We are told – “it’s different, they were ‘born that way’, why would God make them gay and then ‘tell’ them they can’t act out on their desires?”  My Lord, we’re all that way! We all have very deep seated faults and predelictions that drive us towards sin.  It’s all a part of our fallen nature!  It is our cross, and we all have one or many to bear.  Some have heavier crosses to bear than others.  I would argue that the difference between being an addict (for which there is at least as much, if not more evidence, of a genetic component, than homosexual desires) and gay is slight, at best.  Both are profound tendencies towards sin, and both tend to take over the afflicted person’s personality.
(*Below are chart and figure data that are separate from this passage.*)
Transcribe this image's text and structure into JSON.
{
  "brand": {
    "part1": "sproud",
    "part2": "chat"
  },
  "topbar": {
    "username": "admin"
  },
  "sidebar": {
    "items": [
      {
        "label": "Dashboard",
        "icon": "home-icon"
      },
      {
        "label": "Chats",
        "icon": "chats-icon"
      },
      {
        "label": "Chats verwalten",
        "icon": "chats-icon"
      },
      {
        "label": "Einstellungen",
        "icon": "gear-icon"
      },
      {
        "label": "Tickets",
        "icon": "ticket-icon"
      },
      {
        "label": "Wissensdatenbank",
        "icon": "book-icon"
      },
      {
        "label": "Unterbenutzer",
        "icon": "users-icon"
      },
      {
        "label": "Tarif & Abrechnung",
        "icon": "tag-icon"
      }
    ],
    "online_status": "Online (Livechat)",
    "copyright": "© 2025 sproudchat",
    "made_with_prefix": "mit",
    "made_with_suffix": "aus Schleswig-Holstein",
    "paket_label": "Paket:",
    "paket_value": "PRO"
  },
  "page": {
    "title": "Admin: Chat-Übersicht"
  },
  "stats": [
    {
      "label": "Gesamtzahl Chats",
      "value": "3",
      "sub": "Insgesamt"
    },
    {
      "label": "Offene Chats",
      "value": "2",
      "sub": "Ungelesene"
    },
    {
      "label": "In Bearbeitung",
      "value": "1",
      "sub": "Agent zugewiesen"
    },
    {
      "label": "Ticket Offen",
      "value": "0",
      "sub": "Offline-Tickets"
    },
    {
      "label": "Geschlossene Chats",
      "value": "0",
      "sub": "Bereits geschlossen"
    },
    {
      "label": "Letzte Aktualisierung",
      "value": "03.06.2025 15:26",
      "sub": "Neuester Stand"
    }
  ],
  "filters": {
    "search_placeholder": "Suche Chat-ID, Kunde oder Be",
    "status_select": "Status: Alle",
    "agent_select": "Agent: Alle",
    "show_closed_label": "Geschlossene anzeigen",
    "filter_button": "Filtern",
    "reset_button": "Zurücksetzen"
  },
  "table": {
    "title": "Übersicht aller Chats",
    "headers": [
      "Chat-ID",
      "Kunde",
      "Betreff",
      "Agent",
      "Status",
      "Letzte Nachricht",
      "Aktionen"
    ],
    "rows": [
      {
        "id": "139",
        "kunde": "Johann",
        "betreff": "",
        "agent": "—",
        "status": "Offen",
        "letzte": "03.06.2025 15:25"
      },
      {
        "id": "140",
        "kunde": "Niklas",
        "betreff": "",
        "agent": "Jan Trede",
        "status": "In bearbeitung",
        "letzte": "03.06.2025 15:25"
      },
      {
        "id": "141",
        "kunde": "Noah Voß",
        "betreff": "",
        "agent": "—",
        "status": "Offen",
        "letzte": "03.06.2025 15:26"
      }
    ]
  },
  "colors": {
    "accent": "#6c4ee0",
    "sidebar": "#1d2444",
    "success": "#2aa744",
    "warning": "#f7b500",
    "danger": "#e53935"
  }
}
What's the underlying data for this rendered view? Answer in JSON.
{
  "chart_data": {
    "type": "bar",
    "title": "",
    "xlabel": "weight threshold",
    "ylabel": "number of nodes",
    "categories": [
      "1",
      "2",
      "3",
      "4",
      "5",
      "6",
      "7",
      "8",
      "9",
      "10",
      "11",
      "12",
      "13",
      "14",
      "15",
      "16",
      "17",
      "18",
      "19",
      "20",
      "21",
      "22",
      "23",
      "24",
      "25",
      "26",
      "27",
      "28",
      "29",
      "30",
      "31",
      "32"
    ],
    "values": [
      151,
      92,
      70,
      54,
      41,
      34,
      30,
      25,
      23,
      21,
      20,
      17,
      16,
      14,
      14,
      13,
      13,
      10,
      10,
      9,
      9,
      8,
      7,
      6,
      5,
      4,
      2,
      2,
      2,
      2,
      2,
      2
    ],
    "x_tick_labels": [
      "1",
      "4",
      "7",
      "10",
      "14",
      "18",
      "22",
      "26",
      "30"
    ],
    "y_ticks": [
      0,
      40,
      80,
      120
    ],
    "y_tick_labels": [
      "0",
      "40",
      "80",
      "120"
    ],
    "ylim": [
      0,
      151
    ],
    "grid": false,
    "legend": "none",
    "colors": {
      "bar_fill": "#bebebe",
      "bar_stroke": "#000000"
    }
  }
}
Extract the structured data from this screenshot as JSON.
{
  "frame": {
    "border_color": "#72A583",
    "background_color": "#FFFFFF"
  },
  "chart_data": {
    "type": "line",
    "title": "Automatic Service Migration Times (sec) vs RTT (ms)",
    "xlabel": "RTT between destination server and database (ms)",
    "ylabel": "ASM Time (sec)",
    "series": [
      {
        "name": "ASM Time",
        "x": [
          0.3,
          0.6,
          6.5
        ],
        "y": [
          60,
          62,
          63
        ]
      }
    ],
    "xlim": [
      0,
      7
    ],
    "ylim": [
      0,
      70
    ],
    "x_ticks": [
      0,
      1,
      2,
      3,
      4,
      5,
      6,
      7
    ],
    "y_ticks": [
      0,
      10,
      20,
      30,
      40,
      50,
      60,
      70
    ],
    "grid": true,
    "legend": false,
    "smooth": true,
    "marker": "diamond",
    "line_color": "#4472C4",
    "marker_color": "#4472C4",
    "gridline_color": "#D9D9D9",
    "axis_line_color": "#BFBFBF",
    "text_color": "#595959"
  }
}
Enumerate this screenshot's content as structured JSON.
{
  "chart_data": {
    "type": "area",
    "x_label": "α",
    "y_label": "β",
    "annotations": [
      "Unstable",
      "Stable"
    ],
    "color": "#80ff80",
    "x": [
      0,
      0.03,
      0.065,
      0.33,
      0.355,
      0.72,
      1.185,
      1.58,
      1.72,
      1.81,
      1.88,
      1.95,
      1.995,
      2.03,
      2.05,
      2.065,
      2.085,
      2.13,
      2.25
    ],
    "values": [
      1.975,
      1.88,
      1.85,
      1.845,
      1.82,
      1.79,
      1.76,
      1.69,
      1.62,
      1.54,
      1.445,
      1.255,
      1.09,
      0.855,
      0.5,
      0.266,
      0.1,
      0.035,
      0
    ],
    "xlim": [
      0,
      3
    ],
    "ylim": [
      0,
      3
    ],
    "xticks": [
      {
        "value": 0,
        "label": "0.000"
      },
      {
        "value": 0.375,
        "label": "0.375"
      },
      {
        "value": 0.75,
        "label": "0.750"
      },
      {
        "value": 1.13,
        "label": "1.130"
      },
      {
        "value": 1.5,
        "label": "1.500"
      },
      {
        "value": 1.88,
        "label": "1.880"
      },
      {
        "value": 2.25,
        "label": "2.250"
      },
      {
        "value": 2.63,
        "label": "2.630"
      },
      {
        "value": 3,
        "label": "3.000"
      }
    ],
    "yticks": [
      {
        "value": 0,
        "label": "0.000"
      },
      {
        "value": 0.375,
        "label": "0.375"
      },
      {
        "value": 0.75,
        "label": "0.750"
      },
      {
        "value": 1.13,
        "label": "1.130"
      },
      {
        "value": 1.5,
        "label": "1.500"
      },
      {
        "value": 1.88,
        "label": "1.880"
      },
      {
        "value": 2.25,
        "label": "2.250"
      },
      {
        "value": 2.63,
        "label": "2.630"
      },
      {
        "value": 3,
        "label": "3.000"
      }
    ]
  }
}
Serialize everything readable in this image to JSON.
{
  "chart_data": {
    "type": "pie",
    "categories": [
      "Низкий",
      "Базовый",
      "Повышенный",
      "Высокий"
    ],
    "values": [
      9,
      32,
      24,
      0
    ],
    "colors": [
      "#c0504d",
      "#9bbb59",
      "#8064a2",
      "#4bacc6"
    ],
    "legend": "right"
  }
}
But I don’t see anyone arguing yet, that drunks and drug addicts like me should be accepted as they are by Church or society.  I pray such never happens, because I know the pain and misery of sin, and I have no desire to fall back into the grasp of the devil.

In the end, as Voris says, it’s all the same old sin – “I will not serve.”

This is not about hate. It’s not about seeking to punish those with homosexual desires in some way.  It’s about the duty we all have to take up our cross, no matter how large, no matter what the world says, and follow Jesus.  It’s about having the humility and obedience to look on the Gospel and Scripture as the literal Word of God, and do our utmost to follow it.  It’s about true charity, not wishing to see souls cast themselves into irrevocable darkness but live in the Light of Christ.  That is why I rail on this issue so much, because I know the endless suffering of sin and I desire that others not fall into it.  In fact, it is my solemn duty as a Christian to witness for Truth and against error and evil to the greatest extent I can.

Oh Blessed Mother, pray for all of us lost in sin.  Soften our hearts.  Beg mercy for us.  Intercede with your Son to flood our souls with Grace to overcome our attachment to sin.  Blessed Mother, your Son always listens to you – have mercy on us and always intercede for us that we may cooperate with Grace and never sin again!